The diagnosis and evaluation of laryngeal carcinoma are made by an indirect mirror examination, endoscopy and imaging studies. Endoscopy includes rigid laryngeal endoscopes (Hopkins telescope) with angled lenses (70 and 90), flexible fiberoptic endoscopes and microlaryngoscopy. Imaging studies like CT and MRI are not specific enough to evaluate early-stage of tumoural invasion immediately beneath the mucosa or inside the cartilages.
One difficulty in diagnosing laryngeal dysplasia is discriminating between normal and dysplastic tissues. At the time of operative assessment, it may be difficult for the clinician to determine the full extent of a lesion. The most common method of assessing laryngeal lesions is microlaryngoscopy, which shows gross differences in the appearance of the lesion and its surrounding mucosa. However, new methods have emerged that ultimately may assist in the assessment of premalignant and malignant laryngeal lesions.
These new examination techniques include endoscopical imaging (Autofluorescence endoscopy, contact endoscopy and endoscopic high frequency ultrasound), radiological (PET, SPECT and virtual endoscopy) and other techniques like videokymoStroboscopy, laser scanning cytometry and biological marker as P53.
Autofluorescent endoscopy is a method, which depends on the native fluorescence of the mucosa. The sensitivity of autofluorescent imaging is substantially superior to that of white light endoscopy for evaluating cancerous lesions. Increased false-positive rate for autofluorescent imaging of benign lesions, causing the specificity of the technique to be very low.
Contact endoscopy allowing mapping of the disease in different sites and in different stages. Accuracy of contact endoscopy will certainly be enhanced with improvements in the optical system, new cell dyes and markers, distinct lighting, and better imaging techniques.
Using endolaryngeal ultrasonography with a pediatric transesophageal probe during microlaryngoscopies, the anatomy of the compartments of the larynx can be systematically assessed ) preepiglottic space and paraglottic spaces).
PET may be superior to CT or MRI for detecting recurrent or residual disease when surgery or radiation has altered the usual anatomic relations. Assessment of primary tumours of the larynx with PET alone is not likely to be helpful, but newer technology combining PET and CT or MRI gives both functional and anatomic information about a tumour’s size and location.
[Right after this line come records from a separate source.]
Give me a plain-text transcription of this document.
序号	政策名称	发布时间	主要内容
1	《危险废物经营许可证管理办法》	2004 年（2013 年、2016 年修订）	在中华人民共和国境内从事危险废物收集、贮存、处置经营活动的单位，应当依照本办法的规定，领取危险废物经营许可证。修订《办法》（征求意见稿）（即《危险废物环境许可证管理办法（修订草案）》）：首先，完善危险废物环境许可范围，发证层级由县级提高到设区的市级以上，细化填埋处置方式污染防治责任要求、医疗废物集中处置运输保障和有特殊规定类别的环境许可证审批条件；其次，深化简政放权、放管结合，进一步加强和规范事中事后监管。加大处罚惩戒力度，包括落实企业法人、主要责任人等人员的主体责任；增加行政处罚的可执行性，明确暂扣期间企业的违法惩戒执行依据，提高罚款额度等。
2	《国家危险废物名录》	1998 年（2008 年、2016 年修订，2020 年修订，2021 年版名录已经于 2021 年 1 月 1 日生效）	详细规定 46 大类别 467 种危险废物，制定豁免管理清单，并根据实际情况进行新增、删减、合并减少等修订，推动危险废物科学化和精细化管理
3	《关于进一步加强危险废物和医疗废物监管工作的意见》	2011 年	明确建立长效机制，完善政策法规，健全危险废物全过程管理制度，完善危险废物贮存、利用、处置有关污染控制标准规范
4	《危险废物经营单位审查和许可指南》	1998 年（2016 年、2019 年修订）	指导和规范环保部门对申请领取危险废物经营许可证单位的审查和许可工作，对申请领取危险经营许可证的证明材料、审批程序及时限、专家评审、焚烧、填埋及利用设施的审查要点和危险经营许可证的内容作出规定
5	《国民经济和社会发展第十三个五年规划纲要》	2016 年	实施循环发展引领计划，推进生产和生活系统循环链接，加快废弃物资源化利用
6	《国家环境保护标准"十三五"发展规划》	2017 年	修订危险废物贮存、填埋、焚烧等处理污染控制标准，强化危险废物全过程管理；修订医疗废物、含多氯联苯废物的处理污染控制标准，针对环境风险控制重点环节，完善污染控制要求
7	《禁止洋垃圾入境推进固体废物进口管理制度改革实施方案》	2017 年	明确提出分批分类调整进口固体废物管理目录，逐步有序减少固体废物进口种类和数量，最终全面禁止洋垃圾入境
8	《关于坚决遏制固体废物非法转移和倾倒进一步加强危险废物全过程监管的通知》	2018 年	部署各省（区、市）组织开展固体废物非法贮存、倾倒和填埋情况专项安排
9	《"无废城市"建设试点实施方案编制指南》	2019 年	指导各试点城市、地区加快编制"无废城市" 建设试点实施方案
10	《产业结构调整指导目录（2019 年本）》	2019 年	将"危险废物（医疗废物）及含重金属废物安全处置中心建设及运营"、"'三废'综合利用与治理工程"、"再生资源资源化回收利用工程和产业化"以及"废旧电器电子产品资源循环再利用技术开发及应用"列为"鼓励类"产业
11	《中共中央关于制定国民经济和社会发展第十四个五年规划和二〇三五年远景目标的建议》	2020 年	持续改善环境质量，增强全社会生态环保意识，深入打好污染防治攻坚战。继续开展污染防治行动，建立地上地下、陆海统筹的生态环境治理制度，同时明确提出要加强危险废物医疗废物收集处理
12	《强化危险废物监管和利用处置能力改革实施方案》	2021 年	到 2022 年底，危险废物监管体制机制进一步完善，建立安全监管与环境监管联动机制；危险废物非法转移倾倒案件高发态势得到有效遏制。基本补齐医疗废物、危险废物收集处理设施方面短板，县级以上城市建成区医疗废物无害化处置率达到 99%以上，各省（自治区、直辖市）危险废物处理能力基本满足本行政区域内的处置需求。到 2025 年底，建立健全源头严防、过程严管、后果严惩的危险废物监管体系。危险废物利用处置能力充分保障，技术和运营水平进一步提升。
SPECT is an alternative metabolic technique if PET was unavailable. Evaluation of laryngeal, oral cavity, oropharyngeal, and pyriform sinus tumours by SPECT is less accurate due to normal uptake in salivary and thyroid glands.
Virtual endoscopy (or computed endoscopy) is a new method of diagnosis using computer processing of 3-D image datasets (such as CT or MRI scans) to provide simulated visualizations. It shows high sensitivity in the identification of exophytic lesions of the larynx and can establish relationships between cancer and nearby structures.
Videokymostroboscopy adds another dimension to the evaluation of early glottic cancers. This technology focuses on the movement of the epithelial layer of the vocal fold relative to the underlying stroma,
p53 oncoprotein expression may be an important determinant of tumour response to radiotherapy. Since p53 gene regulates genomic stability and prevents cell cycle entry in response to DNA damage, loss of p53 function may interfere with the growth inhibiting capacity.
Laser scanning cytometer (LSC) makes possible the analysis of very small diagnostic samples, such as those obtained via fine needle aspiration biopsy.